American interest in California with its sparse, widely dispersed population, almost fabulously rich but undeveloped natural resources, and virtually unprotected harbors, began when New England merchant adventurers were "vexing strange seas with their industry" after the close of the American Revolution and continued to grow for upwards of half a century.

This interest, popular as well as official, was the product of such diverse factors as New England trade; the establishment of a Russian colony at Fort Ross and the Russian threat to San Francisco Bay; the opening of overland trails to the province by the beaver trappers or mountain men - those hard-bitten adventurers who "first took seizen of the vast and lonely spaces of the West, explored its mysteries, discovered its hidden trails, and 'marched with the sun to the last frontier'"; a flood of books, letters, newspaper comments, and magazine articles designed to attract favorable attention to California; John C. Fremont's expeditions to the coast and his graphic writings on western travel and adventure; a chronic state of confusion, revolution, and near-anarchy both in Mexico and California which gave rise to a persistent rumor that the province would soon become an independent republic or fall under British rule; and the growing belief that Manifest Destiny required the United States to expand to the Pacific, obtain control of San Francisco Bay, and dominate the trade of China and the East.

Three Presidents - Jackson, Tyler, and Polk - attempted in vain to purchase California from a bankrupt Mexican government, and Polk even instructed his confidential agent at Monterey - a New England merchant named Thomas 0. Larkin - to encourage the Californians to break with Mexico and seek the support of the United States. But while Larkin was busily engaged in these activities, American settlers in the Sacramento Valley, later aided and abetted by John C. Fremont, rose in revolt against the California government and on June 15, 1846, proclaimed the Bear Flag Republic. Early in July, however, word reached California that war had at last broken out between Mexico and the United States, and both Bear Flag Revolt and Republic came to an abrupt end.

Though the annexation of California was one of the major objects of the Mexican War, the subjugation of the province itself constituted only a minor military operation. The conquest consisted of two phases. The first involved the bloodless occupation of California's principal settlements and harbors and began with the seizure of Monterey by Commodore John B. Sloat of the United States Navy and a formal declaration, July 7, 1846, of American sovereignty over the province. This phase ended on October 23 when a mob of embittered Californians, "filled with patriotism and perhaps with wine," forced the small American garrison stationed in Los Angeles to evacuate that notoriously turbulent pueblo. The local Los Angeles uprising rapidly developed into a province-wide revolt that constituted the second phase of the war in California.

During this brief period, the Californians, though poorly organized and inadequately equipped with arms and ammunition, fought a number of spirited hit-and-run engagements with the Americans and in the so-called battles of Dominguez Rancho and San Pasqual definitely worsted their opponents; but the odds were too uneven and on January 13, 1847, the small body of Californians still under arms accepted the terms of a liberal and conciliatory document known as the Cahuenga Capitulation and brought the useless struggle to an end.

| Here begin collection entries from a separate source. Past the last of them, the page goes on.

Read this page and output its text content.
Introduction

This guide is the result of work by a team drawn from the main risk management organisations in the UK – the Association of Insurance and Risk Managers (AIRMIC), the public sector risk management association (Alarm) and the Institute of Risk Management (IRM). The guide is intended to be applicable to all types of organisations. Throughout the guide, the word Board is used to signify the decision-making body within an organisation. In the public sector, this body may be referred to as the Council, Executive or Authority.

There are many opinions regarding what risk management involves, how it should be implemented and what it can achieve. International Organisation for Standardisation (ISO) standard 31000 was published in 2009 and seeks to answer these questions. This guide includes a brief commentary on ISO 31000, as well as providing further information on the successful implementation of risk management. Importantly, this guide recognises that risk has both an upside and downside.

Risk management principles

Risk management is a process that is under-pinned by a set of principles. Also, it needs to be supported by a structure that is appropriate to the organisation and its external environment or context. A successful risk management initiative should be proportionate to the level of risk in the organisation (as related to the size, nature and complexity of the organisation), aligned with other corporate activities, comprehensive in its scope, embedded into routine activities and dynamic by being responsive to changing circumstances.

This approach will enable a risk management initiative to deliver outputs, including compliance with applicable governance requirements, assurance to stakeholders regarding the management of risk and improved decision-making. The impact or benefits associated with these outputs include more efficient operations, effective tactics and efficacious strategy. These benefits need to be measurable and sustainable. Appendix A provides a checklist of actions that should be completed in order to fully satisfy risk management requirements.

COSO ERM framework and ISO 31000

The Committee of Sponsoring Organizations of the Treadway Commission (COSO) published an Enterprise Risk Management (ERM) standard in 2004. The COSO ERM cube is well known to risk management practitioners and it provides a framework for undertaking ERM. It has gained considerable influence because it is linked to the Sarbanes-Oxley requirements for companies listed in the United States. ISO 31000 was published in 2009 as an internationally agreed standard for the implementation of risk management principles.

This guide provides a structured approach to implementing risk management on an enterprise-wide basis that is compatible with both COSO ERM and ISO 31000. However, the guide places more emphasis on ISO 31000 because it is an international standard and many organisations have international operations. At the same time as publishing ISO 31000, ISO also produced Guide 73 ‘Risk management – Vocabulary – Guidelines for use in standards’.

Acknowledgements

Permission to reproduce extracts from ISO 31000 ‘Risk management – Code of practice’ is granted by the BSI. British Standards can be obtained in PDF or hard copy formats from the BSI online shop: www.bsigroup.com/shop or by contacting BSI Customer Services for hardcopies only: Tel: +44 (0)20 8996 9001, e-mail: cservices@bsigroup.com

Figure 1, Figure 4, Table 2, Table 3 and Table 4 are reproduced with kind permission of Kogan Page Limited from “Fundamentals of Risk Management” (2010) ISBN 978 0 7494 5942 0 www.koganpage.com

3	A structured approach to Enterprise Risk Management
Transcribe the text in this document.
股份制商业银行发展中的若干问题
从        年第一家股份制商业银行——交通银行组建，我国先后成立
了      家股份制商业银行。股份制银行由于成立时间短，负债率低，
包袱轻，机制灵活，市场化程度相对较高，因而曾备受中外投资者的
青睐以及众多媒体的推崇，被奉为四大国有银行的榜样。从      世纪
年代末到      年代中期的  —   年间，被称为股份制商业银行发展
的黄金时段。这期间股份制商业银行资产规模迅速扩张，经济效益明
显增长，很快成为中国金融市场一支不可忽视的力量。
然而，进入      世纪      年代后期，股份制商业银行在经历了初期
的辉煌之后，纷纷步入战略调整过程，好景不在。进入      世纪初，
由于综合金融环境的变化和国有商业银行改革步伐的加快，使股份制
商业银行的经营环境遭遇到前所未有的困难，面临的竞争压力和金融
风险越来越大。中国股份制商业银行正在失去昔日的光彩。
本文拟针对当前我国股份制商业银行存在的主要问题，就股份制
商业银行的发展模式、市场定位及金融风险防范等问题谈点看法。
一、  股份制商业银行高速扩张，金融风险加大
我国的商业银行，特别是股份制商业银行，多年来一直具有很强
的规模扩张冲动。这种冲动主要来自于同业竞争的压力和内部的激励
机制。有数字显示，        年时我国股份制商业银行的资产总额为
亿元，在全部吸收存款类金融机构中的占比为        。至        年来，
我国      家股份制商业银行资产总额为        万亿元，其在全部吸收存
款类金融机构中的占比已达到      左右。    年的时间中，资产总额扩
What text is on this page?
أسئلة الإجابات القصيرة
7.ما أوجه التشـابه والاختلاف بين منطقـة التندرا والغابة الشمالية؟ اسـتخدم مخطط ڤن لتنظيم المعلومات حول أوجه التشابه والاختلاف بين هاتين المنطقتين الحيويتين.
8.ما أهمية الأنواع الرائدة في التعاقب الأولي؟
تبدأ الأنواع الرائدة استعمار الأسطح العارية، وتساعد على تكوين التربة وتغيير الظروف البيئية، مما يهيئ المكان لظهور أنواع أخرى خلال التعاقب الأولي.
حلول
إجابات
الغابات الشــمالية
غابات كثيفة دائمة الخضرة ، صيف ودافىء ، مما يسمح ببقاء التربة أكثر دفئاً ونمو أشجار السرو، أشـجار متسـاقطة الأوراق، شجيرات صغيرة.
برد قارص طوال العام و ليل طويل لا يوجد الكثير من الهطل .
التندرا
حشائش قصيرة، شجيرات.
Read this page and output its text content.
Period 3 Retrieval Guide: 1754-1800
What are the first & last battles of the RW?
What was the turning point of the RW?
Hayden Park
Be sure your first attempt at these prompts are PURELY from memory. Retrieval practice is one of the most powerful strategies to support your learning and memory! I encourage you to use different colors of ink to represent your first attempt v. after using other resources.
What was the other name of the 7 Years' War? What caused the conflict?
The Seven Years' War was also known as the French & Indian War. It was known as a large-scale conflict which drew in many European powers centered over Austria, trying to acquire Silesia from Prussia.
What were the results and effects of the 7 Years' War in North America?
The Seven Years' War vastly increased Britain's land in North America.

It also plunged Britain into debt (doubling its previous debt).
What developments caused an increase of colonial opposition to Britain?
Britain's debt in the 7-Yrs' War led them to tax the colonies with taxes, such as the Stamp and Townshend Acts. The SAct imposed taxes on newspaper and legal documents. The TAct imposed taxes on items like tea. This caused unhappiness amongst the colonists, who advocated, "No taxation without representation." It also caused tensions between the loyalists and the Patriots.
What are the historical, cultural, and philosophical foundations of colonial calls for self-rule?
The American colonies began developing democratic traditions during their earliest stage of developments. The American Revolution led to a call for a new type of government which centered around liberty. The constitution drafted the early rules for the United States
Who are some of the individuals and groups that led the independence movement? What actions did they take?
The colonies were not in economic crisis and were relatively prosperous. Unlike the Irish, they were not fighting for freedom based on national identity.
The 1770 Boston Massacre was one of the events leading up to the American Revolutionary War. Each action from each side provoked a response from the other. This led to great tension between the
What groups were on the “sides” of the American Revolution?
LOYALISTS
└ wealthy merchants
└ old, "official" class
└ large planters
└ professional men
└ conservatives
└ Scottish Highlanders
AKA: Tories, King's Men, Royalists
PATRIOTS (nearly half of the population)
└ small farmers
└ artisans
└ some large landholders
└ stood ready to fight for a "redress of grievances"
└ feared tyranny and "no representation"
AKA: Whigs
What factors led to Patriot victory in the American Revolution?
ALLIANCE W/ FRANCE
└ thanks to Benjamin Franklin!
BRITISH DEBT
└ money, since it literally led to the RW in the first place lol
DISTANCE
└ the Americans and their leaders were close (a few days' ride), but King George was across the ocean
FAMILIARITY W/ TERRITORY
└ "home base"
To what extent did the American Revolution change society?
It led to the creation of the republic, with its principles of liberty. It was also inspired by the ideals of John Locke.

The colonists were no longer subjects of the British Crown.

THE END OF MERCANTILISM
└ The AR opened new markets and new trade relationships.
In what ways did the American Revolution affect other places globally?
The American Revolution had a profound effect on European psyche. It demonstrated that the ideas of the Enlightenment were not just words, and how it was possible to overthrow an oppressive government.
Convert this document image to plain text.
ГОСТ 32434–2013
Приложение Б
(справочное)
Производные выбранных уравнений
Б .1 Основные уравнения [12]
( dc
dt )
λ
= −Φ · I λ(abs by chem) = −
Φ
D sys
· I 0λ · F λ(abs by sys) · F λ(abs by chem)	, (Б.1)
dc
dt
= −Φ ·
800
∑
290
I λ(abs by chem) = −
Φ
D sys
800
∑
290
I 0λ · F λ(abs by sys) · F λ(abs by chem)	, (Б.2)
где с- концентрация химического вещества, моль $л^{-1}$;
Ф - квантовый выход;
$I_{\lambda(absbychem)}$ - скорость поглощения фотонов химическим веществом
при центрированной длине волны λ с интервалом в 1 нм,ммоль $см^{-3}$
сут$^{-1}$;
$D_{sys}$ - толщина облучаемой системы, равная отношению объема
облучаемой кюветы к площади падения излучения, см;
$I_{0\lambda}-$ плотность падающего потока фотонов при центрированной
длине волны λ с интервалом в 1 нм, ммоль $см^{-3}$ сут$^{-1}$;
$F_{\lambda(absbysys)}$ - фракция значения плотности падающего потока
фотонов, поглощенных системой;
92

The Mexican War itself closed with the Treaty of Guadalupe Hidalgo, February 2, 1848. Under the terms of that treaty, Mexico formally ceded her two border provinces, California and New Mexico - a huge, vaguely defined territory of some 529,000 square miles - to the United States and received $15,000,000 in return. Almost simultaneously a rumor got abroad in California that gold had been discovered at a sawmill near Coloma in the Sierra Nevada Mountains. A few months later the little-credited rumor was officially confirmed; the startling news spread to the four quarters of the earth and almost overnight the previously isolated, thinly populated Mexican cattle frontier had aroused the cupidity and excited the desire of the world.